In an exercise, I have derived that

$$\mathrm dS_\mathrm{m} = \frac{3R}{2T}\mathrm dT + \frac{R}{V}\mathrm dV$$

using the 1st and 2nd law of thermodynamics (1 mol ideal gas).

Now, I want to write $$\mathrm dS$$ as a function of $$T$$ and $$P$$ instead of $$T$$ and $$V$$. How can I do that?

I have tried to do this:

$$\frac{R}{V} = \frac{P}{T}$$

and

$$\mathrm dV = \frac{\mathrm dV}{\mathrm dP}\mathrm dP = -\frac{RT}{P^2}\mathrm dP$$

This gives me

$$\frac{R}{V}\mathrm dV = -\frac{R}{P}\mathrm dP,$$

which is wrong according to my T.A.

How can I write $$\mathrm dS$$ as a function of $$T$$ and $$P$$?
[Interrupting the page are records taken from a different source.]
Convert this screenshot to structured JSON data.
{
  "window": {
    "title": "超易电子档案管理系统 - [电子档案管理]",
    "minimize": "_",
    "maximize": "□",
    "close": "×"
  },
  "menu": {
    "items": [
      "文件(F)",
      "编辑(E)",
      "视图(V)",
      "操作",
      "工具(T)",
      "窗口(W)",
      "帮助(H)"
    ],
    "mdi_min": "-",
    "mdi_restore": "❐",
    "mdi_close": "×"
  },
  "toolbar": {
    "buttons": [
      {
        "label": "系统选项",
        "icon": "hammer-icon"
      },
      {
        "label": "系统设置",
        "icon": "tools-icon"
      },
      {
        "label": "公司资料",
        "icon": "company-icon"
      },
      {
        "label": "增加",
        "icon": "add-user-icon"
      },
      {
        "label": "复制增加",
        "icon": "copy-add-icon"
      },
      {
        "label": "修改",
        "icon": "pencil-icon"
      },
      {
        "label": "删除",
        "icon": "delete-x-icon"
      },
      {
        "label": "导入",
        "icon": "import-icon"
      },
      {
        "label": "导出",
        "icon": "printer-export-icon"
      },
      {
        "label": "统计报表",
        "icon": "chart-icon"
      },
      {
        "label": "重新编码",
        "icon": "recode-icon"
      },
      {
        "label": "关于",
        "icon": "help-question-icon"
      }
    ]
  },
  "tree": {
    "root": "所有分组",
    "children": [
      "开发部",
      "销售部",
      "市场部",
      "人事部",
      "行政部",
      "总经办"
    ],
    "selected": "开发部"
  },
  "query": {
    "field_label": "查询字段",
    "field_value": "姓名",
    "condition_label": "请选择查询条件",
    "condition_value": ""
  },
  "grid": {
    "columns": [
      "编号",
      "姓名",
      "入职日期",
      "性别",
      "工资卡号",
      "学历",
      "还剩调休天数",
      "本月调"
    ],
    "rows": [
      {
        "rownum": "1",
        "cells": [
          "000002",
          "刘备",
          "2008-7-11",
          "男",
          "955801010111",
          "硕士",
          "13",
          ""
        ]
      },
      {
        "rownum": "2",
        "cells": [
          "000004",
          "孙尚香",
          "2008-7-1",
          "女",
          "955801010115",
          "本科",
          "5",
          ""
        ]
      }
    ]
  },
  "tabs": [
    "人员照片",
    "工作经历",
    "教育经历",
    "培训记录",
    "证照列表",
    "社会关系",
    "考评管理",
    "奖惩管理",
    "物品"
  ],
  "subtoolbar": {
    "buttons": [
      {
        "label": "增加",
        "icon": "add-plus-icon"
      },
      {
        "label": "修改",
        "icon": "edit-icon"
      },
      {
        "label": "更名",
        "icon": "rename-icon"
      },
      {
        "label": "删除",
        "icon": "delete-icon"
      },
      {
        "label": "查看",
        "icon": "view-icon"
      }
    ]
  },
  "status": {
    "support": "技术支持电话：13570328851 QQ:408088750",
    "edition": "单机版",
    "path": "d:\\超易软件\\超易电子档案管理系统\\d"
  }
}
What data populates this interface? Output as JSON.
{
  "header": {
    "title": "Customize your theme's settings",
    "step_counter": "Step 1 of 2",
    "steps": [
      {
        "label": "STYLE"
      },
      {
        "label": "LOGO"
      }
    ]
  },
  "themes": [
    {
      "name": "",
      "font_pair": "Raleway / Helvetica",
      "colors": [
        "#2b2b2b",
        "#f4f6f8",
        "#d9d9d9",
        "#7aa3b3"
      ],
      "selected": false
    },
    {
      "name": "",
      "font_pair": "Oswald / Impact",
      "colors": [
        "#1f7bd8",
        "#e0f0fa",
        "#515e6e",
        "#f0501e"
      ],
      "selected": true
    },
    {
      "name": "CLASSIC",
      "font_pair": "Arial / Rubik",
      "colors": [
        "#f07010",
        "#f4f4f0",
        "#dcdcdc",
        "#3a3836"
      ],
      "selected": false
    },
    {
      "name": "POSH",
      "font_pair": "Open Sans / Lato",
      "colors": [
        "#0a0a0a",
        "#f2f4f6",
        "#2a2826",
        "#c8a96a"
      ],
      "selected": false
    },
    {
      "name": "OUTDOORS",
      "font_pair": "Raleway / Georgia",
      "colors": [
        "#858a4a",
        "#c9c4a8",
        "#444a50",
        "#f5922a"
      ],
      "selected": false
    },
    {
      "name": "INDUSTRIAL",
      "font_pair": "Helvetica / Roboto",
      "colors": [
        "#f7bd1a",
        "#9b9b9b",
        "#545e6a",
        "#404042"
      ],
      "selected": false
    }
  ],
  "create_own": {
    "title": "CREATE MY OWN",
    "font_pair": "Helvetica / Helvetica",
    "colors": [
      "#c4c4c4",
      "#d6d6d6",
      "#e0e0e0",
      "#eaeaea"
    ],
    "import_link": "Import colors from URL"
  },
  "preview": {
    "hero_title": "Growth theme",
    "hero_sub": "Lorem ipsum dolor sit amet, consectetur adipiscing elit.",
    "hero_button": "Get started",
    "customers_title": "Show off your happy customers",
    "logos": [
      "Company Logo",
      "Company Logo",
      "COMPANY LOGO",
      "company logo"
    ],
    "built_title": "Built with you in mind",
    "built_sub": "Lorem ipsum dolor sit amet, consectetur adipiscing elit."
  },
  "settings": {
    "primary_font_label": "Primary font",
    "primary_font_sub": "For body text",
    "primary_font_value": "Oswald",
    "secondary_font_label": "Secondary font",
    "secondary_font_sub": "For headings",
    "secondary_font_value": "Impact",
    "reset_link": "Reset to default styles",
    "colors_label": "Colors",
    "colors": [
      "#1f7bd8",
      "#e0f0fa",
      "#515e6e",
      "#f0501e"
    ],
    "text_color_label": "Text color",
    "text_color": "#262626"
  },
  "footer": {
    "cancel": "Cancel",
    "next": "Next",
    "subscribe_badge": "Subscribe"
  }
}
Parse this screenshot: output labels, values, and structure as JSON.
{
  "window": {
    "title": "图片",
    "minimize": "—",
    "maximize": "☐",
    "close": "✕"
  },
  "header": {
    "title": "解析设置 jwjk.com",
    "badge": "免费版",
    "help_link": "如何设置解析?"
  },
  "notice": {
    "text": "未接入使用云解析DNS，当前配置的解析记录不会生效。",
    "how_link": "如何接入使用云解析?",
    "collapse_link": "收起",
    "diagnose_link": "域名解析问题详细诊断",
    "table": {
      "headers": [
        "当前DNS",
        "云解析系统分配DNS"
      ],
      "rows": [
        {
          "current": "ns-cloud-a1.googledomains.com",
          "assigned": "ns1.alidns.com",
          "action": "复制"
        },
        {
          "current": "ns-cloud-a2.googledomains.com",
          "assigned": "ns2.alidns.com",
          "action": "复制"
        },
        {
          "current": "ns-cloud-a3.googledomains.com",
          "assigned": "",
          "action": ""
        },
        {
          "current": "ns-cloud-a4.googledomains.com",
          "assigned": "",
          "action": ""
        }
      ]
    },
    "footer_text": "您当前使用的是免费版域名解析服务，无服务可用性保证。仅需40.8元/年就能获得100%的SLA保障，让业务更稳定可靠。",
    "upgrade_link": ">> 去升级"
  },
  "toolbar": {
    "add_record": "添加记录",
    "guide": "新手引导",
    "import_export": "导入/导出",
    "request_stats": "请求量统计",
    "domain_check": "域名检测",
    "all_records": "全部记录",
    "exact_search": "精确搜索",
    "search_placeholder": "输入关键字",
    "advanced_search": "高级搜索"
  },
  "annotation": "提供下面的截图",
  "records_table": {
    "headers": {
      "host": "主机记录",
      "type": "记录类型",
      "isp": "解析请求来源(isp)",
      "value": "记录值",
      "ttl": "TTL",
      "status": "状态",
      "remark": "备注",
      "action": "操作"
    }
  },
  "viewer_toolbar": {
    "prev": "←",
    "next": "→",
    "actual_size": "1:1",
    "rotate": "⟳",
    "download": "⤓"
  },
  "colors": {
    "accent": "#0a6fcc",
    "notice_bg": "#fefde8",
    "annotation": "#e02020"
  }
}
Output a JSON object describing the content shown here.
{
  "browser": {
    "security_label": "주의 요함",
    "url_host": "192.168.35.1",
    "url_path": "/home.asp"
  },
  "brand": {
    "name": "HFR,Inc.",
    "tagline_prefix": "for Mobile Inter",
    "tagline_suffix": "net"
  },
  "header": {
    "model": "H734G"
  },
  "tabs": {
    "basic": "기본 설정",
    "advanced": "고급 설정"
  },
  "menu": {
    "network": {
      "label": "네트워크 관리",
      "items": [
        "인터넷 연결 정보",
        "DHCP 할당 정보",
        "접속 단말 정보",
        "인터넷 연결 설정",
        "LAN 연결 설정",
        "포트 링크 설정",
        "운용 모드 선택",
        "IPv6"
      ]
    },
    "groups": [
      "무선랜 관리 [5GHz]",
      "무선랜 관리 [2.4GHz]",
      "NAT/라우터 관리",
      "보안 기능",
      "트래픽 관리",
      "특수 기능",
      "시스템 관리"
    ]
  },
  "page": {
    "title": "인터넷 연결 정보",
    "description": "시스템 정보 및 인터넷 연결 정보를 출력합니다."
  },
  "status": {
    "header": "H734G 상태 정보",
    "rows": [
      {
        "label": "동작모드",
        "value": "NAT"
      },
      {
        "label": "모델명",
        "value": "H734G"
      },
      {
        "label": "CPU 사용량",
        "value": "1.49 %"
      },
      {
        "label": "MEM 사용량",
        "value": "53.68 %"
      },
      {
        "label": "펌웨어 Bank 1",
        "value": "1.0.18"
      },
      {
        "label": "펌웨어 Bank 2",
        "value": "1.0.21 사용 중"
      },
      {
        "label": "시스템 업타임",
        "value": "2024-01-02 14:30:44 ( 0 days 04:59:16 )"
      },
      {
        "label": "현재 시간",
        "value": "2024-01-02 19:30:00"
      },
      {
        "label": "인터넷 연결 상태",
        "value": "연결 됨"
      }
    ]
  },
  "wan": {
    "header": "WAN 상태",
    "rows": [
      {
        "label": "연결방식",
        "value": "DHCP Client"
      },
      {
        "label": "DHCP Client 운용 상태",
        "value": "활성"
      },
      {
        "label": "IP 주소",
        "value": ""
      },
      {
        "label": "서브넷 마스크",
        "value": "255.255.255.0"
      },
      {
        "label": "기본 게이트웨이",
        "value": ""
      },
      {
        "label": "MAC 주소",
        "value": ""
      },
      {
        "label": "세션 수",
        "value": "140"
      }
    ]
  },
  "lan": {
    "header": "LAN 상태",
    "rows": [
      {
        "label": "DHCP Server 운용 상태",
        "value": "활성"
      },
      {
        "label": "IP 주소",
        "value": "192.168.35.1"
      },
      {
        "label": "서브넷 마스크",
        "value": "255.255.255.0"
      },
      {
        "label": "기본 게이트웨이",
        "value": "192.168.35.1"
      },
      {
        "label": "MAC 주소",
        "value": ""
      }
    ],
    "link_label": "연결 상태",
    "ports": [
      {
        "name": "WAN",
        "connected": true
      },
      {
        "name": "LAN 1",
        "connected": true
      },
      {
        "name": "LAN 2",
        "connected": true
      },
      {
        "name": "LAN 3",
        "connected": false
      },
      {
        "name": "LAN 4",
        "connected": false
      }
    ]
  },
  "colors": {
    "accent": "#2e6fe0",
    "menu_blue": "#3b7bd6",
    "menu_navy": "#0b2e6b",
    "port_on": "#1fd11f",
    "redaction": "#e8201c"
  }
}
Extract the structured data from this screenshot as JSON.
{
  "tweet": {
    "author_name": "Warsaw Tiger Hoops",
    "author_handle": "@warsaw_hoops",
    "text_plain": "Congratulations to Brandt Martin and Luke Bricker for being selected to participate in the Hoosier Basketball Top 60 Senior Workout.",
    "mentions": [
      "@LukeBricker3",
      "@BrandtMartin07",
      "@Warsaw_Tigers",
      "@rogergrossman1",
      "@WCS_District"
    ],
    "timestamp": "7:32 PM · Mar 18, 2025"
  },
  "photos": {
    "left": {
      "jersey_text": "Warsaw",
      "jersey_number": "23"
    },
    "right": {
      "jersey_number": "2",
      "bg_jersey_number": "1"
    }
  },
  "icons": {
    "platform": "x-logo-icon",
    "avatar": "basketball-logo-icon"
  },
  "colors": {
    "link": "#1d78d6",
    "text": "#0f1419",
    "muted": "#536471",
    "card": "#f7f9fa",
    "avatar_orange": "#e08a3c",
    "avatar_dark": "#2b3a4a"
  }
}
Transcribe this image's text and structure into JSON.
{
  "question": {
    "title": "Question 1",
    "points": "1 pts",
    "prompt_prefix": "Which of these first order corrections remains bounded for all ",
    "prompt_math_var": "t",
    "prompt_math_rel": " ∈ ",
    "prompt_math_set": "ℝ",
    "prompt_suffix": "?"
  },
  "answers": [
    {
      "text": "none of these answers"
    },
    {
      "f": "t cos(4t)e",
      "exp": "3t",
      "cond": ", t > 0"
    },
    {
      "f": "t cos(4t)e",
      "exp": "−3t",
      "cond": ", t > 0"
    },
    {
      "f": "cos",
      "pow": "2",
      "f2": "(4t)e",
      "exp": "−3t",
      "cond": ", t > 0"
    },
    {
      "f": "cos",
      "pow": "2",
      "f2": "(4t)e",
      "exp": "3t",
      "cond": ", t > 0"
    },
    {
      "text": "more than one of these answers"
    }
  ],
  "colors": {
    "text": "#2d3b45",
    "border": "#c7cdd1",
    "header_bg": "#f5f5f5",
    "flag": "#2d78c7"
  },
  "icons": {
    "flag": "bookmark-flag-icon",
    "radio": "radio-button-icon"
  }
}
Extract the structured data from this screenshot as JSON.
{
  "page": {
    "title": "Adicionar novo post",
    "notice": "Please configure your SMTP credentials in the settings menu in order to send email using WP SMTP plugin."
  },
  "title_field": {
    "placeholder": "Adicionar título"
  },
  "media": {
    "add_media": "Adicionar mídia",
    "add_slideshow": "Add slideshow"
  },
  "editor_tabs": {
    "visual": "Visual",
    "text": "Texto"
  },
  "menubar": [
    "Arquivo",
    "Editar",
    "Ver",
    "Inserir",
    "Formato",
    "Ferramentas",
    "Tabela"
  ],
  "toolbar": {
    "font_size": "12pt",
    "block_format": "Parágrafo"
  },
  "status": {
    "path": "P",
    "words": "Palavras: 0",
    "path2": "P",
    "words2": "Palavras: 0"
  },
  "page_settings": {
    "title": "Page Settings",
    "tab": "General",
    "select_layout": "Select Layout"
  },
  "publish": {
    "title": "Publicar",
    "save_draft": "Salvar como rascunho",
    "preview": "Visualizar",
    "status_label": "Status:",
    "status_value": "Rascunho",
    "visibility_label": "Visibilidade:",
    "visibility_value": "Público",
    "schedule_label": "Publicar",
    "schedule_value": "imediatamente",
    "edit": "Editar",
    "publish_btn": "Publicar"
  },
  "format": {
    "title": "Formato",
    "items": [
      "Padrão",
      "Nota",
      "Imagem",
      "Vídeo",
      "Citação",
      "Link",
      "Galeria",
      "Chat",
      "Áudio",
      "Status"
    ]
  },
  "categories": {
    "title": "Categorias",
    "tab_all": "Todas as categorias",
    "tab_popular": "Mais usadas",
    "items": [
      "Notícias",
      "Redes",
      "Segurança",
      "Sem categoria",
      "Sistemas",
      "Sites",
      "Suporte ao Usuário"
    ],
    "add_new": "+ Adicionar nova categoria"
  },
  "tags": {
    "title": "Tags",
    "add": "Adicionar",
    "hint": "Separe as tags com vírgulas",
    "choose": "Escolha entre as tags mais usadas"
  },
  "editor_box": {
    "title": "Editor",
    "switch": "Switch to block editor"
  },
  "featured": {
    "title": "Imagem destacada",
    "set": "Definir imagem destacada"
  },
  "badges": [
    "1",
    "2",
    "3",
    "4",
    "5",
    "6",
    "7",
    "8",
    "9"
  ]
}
• When differentiating, are you sure $T$ was supposed to be treated as constant? I think this is correct: $$dV=\frac{R.dT}{P}-\frac{RT.dP}{P^2}$$ (Obtained by directly differentiating $V=\frac{RT}{P}$) – William R. Ebenezer May 8 '19 at 9:50

The short way is to proceed as noted in the comments. The equivalent long way is to start from the total differential for $$S_m$$ in terms of $$p$$ and $$T$$:

$$dS_m = \left(\frac{\partial S_m}{\partial p}\right)_Tdp + \left(\frac{\partial S_m}{\partial T}\right)_pdT$$

The second term is given by

$$\left(\frac{\partial S_m}{\partial T}\right)_p = \frac{C_p}{T}=\frac{5R}{2T}$$

The first can be determined using the identity

$$\left(\frac{dS_m}{dp}\right)_T = -\left(\frac{\partial V_m}{\partial T}\right)_p=-\frac{R}{p}$$

Substituting,

$$dS_m = \left(-\frac{R}{p}\right)dp + \left(\frac{5R}{2T}\right)dT$$

It is not difficult to show that this is equivalent to the result obtained by substituting

$$dV=\frac{R.dT}{P}-\frac{RT.dP}{P^2}$$

into the expansion in terms of $$V$$ and $$T$$ shown in the OP.